Quando um governante usa armas químicas contra seu próprio povo, como a comunidade internacional deve reagir? Diante das dezenas de mortos em um ataque realizado em 7 de abril na localidade rebelde de Douma, nas proximidades da capital Damasco, os governos de Estados Unidos, Reino Unido e França resolveram agir. Na manhã do último sábado, no horário local (noite de sexta-feira, no horário de Brasília), lançaram 105 mísseis contra três instalações de produção e armazenamento de armas químicas, como depósitos e centros de pesquisa.
Um ano atrás, em abril de 2017, o presidente norte-americano, Donald Trump, também ordenou um ataque a uma instalação militar síria de onde teria partido um ataque com armas químicas na cidade de Khan Sheikhoun. Trump colocou em prática o princípio da “linha vermelha” delineado por Barack Obama em 2012, segundo o qual o uso de armas de destruição em massa não seria tolerado. Mas Obama não quis aplicar a regra definida por ele mesmo quando, em agosto de 2013, o ditador Bashar al-Assad atacou Ghouta, deixando um saldo que poderia chegar a 1,4 mil mortos, ainda hoje o pior ataque químico registrado no conflito sírio.
A guerra da Síria paralisou o sistema internacional baseado nas instituições multilaterais
Desta vez, Trump não agiu sozinho, como havia feito em 2017, mas buscou o apoio de outras duas grandes potências ocidentais: o Reino Unido, liderado por Theresa May, e a França, do presidente Emmanuel Macron. Estando comprovado o uso de armas químicas e o envolvimento do governo sírio nas atrocidades, a ação estaria legitimada ainda que os Estados Unidos estivessem novamente sozinhos no ataque, mas o esforço para envolver outros atores relevantes é louvável.
A guerra da Síria paralisou o sistema internacional baseado nas instituições multilaterais, como as Nações Unidas. O governo sírio conta com apoio incondicional da Rússia, que, no Conselho de Segurança, tem vetado propostas de estabelecer comissões independentes de investigação a respeito da fabricação e do uso de armas químicas – os russos voltaram a exercer seu poder de veto imediatamente após o ataque em Douma. Além disso, nem Damasco nem Moscou se esforçam para garantir a segurança de inspetores da Organização para a Proibição de Armas Químicas (Opaq) quando eles conseguem permissão para entrar na Síria.

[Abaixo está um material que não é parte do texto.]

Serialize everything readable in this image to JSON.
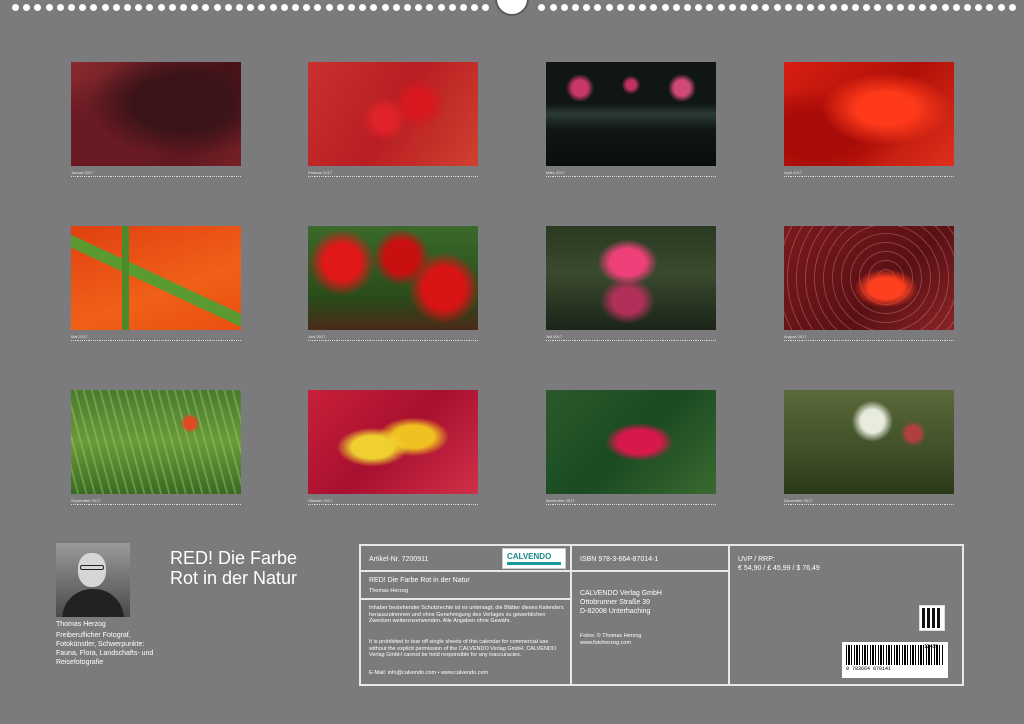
{
  "months": [
    {
      "label": "Januar 2017"
    },
    {
      "label": "Februar 2017"
    },
    {
      "label": "März 2017"
    },
    {
      "label": "April 2017"
    },
    {
      "label": "Mai 2017"
    },
    {
      "label": "Juni 2017"
    },
    {
      "label": "Juli 2017"
    },
    {
      "label": "August 2017"
    },
    {
      "label": "September 2017"
    },
    {
      "label": "Oktober 2017"
    },
    {
      "label": "November 2017"
    },
    {
      "label": "Dezember 2017"
    }
  ],
  "author": {
    "name": "Thomas Herzog",
    "description": "Freiberuflicher Fotograf, Fotokünstler, Schwerpunkte: Fauna, Flora, Landschafts- und Reisefotografie"
  },
  "title": {
    "line1": "RED! Die Farbe",
    "line2": "Rot in der Natur"
  },
  "info": {
    "article": "Artikel-Nr. 7200911",
    "brand": "CALVENDO",
    "product_title": "RED! Die Farbe Rot in der Natur",
    "product_author": "Thomas Herzog",
    "rights_de": "Inhaber bestehender Schutzrechte ist es untersagt, die Blätter dieses Kalenders herauszutrennen und ohne Genehmigung des Verlages zu gewerblichen Zwecken weiterzuverwenden. Alle Angaben ohne Gewähr.",
    "rights_en": "It is prohibited to tear off single sheets of this calendar for commercial use without the explicit permission of the CALVENDO Verlag GmbH. CALVENDO Verlag GmbH cannot be held responsible for any inaccuracies.",
    "email": "E-Mail: info@calvendo.com • www.calvendo.com",
    "isbn": "ISBN 978-3-664-87014-1",
    "publisher": "CALVENDO Verlag GmbH",
    "street": "Ottobrunner Straße 39",
    "city": "D-82008 Unterhaching",
    "photos": "Fotos: © Thomas Herzog",
    "website": "www.fotoherzog.com",
    "price_label": "UVP / RRP:",
    "price": "€ 54,90 / £ 45,99 / $ 76,49",
    "barcode_number": "9 783664 870141",
    "barcode_code": "12489"
  }
}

Leia também: Trump e o ataque à Síria (editorial de 8 de abril de 2017)
Diante de tal contexto, a comunidade internacional pode assistir passivamente ao massacre ou contornar estruturas engessadas nas quais nenhuma ação concreta será decidida. Convencidos de que Assad estava por trás do ataque, Estados Unidos, Reino Unido e França escolheram a segunda opção, e conseguiram, quando não o apoio declarado, pelo menos a compreensão de boa parte dos atores relevantes no concerto internacional, como as demais potências integrantes da União Europeia – a chanceler alemã, Angela Merkel, chegou a classificar a ação como “necessária”. As únicas reações contrárias vieram da própria Rússia e do Irã, outro grande aliado de Assad (o que, por sua vez, colocou a Liga Árabe ao lado das nações ocidentais). Ambos, no entanto, ficaram apenas no palavreado, demonstrando o quanto a ação franco-britânico-americana foi eficaz.
E nem se pode argumentar, aqui, que atacar Assad significa fortalecer os adversários do ditador, especialmente os jihadistas do Estado Islâmico. Aqui, não cabem cálculos do tipo “quem ganha e quem perde”, até porque raramente há vencedores em situações como esta e o próprio governo sírio é apoiado por organizações terroristas. O que deve vigorar é o princípio segundo o qual armas químicas são inaceitáveis em qualquer caso. Tolerar o uso desse tipo de armamento contra a população civil sem dar uma resposta à altura, apenas porque o enfraquecimento do autor do massacre ajudaria o ressurgimento de um adversário tão ou mais nefasto, não é uma opção civilizada.